Sono state tante le speculazioni sul possibile vincitore del premio Nobel per la pace di quest’anno ma alla fine a vincerlo è stato un personaggio politico, il primo ministro etiope Abiy Ahmed. Il premio gli è stato assegnato per gli sforzi dimostrati  “nel raggiungere la pace e la cooperazione internazionale, e in particolare per le sue iniziative decisive per risolvere i conflitti lungo il confine con l’Eritrea”.

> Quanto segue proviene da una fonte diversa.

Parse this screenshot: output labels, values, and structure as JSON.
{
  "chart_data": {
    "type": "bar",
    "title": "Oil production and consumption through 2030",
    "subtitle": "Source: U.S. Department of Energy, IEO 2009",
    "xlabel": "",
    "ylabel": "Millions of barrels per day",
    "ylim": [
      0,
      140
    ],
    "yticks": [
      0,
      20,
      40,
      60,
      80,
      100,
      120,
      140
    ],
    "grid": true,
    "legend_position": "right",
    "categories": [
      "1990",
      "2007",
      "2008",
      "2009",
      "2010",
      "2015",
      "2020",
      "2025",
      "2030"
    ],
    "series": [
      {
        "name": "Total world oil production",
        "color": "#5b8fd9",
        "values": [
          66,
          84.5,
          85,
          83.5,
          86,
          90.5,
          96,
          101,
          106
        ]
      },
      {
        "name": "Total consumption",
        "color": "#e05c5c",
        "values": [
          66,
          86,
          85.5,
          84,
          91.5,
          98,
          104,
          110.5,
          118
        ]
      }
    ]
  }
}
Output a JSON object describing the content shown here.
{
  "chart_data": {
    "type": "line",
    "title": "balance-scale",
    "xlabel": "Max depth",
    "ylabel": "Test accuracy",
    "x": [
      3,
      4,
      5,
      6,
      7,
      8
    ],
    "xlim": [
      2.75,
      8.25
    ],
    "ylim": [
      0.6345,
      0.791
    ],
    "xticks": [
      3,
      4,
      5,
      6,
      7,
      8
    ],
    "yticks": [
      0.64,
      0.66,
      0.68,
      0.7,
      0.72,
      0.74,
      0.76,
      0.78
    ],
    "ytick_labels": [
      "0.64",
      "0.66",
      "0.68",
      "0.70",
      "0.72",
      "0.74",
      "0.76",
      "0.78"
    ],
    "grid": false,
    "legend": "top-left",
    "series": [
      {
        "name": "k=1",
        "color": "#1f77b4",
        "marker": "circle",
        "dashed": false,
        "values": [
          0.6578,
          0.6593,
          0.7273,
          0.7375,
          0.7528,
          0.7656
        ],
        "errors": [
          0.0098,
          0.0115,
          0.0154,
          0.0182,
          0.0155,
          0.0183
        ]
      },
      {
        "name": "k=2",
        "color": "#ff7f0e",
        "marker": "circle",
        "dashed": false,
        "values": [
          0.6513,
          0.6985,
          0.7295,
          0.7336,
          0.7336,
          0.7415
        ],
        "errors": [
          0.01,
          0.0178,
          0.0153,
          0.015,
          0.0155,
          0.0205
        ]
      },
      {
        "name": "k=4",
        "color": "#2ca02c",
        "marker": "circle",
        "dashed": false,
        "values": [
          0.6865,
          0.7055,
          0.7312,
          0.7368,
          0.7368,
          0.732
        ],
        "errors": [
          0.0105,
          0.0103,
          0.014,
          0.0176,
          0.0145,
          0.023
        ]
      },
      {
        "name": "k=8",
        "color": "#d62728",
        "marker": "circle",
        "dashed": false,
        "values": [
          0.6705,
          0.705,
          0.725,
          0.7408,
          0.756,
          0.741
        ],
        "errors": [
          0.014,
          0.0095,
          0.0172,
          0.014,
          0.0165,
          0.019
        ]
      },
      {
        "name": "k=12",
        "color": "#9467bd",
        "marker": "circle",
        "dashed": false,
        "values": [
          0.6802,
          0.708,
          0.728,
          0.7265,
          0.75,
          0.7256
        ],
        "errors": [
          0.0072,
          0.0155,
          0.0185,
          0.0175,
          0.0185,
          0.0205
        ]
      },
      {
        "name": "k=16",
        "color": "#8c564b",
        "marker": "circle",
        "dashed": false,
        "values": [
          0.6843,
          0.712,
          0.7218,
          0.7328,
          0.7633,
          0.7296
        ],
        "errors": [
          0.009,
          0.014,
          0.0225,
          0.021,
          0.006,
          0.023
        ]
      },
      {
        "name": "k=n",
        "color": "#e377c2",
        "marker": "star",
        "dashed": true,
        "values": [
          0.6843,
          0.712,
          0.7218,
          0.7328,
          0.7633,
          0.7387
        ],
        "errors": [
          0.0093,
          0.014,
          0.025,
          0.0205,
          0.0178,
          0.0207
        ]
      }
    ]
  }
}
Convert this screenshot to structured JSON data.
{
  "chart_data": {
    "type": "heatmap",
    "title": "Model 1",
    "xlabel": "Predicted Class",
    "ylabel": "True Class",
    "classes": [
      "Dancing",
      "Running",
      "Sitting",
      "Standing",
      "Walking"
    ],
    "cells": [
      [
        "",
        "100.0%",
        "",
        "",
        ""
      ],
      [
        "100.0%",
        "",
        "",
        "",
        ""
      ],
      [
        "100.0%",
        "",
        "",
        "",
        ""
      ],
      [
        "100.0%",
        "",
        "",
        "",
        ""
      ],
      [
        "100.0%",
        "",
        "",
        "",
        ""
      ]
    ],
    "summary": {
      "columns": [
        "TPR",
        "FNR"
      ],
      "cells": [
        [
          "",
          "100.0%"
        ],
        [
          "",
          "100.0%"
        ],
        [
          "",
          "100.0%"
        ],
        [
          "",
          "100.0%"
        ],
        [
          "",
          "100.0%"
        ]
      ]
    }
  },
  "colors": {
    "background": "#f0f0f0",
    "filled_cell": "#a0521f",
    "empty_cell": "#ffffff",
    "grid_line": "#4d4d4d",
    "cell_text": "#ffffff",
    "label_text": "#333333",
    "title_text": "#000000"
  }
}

Diventato premier nel 2018. Abiy Ahmed ha fatto numerosi passi verso la pace e l’inclusione sociale nel suo paese. Giovane brillante e dalle idee rivoluzionarie, era stato definito sin da subito come la grande speranza per un futuro democratico e finora non ha deluso le aspettative. Originario di un gruppo etnico marginalizzato, gli Oromo, non appena salito al potere Ahmed si è impegnato per risolvere i conflitti interni dell’Etiopia, paese caratterizzato da una sentita divisione e rivalità tra i vari gruppi etnici. Ha legalizzato l’opposizione che fino a quel momento era considerata alla pari di un gruppo terroristico e ha rilasciato migliaia di prigionieri politici. Ma l’obiettivo forse più importante che ha raggiunto è stato quello di porre fine alla guerra ventennale con la vicina Eritrea. La pace tra i due paesi è stato un avvenimento fondamentale per l’intera Africa, continente segnato da devastanti e longevi conflitti interni. Le foto di Abiy Ahmed che abbraccia il presidente eritreo Isaias Afwerki avevano fatto il giro del mondo.

Fondamentale anche il suo impegno nel favorire l’inclusione e la parità di genere, soprattutto per quanto riguarda il ruolo delle donne nella politica. Ahmed ha infatti affidato alle donne la metà dei ministeri del suo governo tra i quali anche quello della difesa. Per la prima volta nella storia è una donna, Aisha Mohammed Mussa, a ricoprire l’incarico.

Ancora prima di ricevere il Nobel Abiy Ahmed risultava tra i favoriti per quel premio, assieme alla premier neozelandese Jacinta Arden, l’attivista brasiliano Raoni Metuktire e l’associazione Reporter senza frontiere che si occupa di preservare e garantire la libertà di stampa.

Tra i probabili vincitori figurava anche l’attivista ambientale 16enne Greta Thunberg per aver dato vita alla protesta Fridays for Future. Il problema con la candidatura di Greta tuttavia ci sono stati fin da subito, a partire dal fatto che è stata presentata troppo tardi, ma non è stato l’unico inghippo. Secondo alcuni osservatori a penalizzare Greta anche la sua giovane età e una retorica che può essere giudicata troppo aggressiva e divisiva.